Sin embargo, con indignaciones individualizadas o parcializadas, el sistema puede seguir funcionando hasta el fin de los tiempos. Mucha gente indignada espera un milagro, el final del túnel y cosas así, no se lo cree, pero se lo cree. Tampoco ve perspectivas, en apariencia no se mueven muchas cosas, mucho más que hace poco más de un año, pero todavía la cosa no cuaja. La vieja clase obrera, todavía sigue atada al sindicalismo de “negociación” (¿qué dientes se puede negociar sin movilizar?), del otro, los indignados. Cuando nos encontramos en una de ellas, los de siempre nos preguntamos, ¿dónde está la clase obrera? ¿Dónde están los indignados? Pero no son la nieve y el fuego, ambas partes estaban en Madrid para recibir la lección de los mineros.
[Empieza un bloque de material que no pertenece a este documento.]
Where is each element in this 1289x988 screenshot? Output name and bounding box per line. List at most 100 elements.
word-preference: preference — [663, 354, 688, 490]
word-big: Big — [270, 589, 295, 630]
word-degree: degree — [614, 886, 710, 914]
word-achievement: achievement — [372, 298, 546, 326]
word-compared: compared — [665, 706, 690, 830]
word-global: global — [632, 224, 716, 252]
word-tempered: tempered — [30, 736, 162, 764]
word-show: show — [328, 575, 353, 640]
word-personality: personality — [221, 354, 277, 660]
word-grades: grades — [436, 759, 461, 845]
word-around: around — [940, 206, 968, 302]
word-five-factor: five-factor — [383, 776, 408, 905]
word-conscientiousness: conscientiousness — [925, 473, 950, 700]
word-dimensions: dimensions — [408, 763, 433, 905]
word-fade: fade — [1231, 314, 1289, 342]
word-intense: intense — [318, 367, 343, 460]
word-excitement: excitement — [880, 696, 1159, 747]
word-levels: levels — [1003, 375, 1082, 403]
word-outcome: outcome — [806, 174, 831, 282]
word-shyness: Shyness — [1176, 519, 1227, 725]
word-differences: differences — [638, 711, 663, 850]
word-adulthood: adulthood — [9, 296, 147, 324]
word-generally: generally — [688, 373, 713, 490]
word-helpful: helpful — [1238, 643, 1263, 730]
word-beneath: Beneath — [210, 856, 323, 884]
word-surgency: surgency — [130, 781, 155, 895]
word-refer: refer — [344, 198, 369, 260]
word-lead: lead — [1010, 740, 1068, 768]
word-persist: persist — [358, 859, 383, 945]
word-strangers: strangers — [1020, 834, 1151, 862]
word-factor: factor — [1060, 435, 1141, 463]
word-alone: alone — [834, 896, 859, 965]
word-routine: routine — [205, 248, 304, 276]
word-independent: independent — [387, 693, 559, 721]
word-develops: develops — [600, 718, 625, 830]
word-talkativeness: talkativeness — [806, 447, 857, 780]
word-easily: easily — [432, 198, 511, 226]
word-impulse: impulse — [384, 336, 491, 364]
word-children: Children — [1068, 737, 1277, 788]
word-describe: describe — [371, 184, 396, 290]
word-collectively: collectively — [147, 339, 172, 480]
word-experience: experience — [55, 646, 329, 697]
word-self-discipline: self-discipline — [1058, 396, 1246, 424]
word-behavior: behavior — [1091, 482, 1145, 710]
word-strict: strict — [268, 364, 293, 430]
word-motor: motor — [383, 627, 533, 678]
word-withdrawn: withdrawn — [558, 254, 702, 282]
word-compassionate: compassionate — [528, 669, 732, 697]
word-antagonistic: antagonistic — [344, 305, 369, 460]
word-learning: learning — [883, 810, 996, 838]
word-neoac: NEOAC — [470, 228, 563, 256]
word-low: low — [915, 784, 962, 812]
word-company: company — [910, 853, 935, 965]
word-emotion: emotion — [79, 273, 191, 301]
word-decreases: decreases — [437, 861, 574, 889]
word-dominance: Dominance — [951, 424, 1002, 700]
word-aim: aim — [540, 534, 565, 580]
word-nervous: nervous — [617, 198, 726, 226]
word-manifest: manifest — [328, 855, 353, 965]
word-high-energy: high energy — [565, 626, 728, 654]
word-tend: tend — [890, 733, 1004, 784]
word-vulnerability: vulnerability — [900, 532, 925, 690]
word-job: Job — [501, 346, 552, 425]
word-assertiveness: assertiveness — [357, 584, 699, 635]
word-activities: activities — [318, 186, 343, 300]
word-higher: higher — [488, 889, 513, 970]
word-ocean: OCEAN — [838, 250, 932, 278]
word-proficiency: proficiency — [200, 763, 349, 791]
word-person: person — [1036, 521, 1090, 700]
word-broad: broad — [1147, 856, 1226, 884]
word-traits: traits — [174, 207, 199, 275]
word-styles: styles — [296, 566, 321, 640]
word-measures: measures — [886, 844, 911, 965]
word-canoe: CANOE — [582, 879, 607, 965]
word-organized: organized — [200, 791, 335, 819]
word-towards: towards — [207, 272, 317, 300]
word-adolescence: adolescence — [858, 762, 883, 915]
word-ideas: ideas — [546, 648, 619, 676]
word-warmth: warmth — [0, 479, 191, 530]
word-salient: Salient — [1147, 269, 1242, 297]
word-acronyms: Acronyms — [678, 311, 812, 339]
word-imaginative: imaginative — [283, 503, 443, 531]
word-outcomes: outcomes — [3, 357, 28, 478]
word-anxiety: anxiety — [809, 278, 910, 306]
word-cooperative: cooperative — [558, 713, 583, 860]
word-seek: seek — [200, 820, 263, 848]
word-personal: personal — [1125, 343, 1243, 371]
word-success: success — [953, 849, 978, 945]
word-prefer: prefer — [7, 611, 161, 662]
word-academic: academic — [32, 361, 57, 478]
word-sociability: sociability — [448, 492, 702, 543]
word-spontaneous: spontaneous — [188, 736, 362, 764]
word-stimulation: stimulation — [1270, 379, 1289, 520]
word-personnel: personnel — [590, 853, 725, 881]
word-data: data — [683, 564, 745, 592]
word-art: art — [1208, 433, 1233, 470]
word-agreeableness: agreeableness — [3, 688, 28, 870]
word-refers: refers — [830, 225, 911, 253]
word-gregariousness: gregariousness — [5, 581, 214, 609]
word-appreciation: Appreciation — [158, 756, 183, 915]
Como ayer, como antes de ayer, en 1962, y antes en 1934, cuando Asturias escribió la página más luminosa de nuestro movimiento obrero. La del UHP, como recordó tan oportunamente Jaime Pastor en el acto de recibimiento a la comitiva minera. El UHP era la respuesta, la unión de todos los trabajadores y de toda la izquierda contra el fascismo, por la democracia de los trabajadores. No pudo ser, sobre todo porque con la excepción de una minoría. Profética (el BOC y la que luego formarían el POUM), cada partido y grupo se enfeudó en sus propios proyectos. Con todo, el UHP fue una luz, sin el ejemplo de Asturias, la respuesta de las masas trabajadoras al golpe militar-fascista no se habría dado. Habría sido como en Alemania, como en Austria donde la resistencia fue importante pero tardía y focalizada, como en Francia, y luego vino lo peor de lo peor: la Segunda Guerra Mundial.

Esta huelga y esta marcha minera a Madrid, aparece en una secuencia distinta a la de los trabajadores de Sintel. Ahora la situación es peor de lo que se esperaba, y luchar es la única alternativa posible. Luchar fuera de los tinglados institucionales donde todo se negocia. No hay día en que los poderes establecidos no nos den un motivo más para recuperar la iniciativa. El movimiento obrero que había permanecido colonizado por la socialmediocridad, ha vuelto a demostrar que no es un enano. Que cuando se lo propone es un gigante. Y es que, como siempre, la palabra crisis puede tener una doble lectura. Puede leerse como un desastre social que nos tocará penar, esa es la que nos venden los medios. La otra es la de un nuevo comienzo de luchas por nuevos objetivos, y para darle la vuelta, necesitamos al movimiento obrero. Un movimiento obrero como el de esos mineros que han vuelto a convertir a Madrid en capital de la gloria, la que glosa Juan Eduardo Zúñiga en una de sus grandes novelas.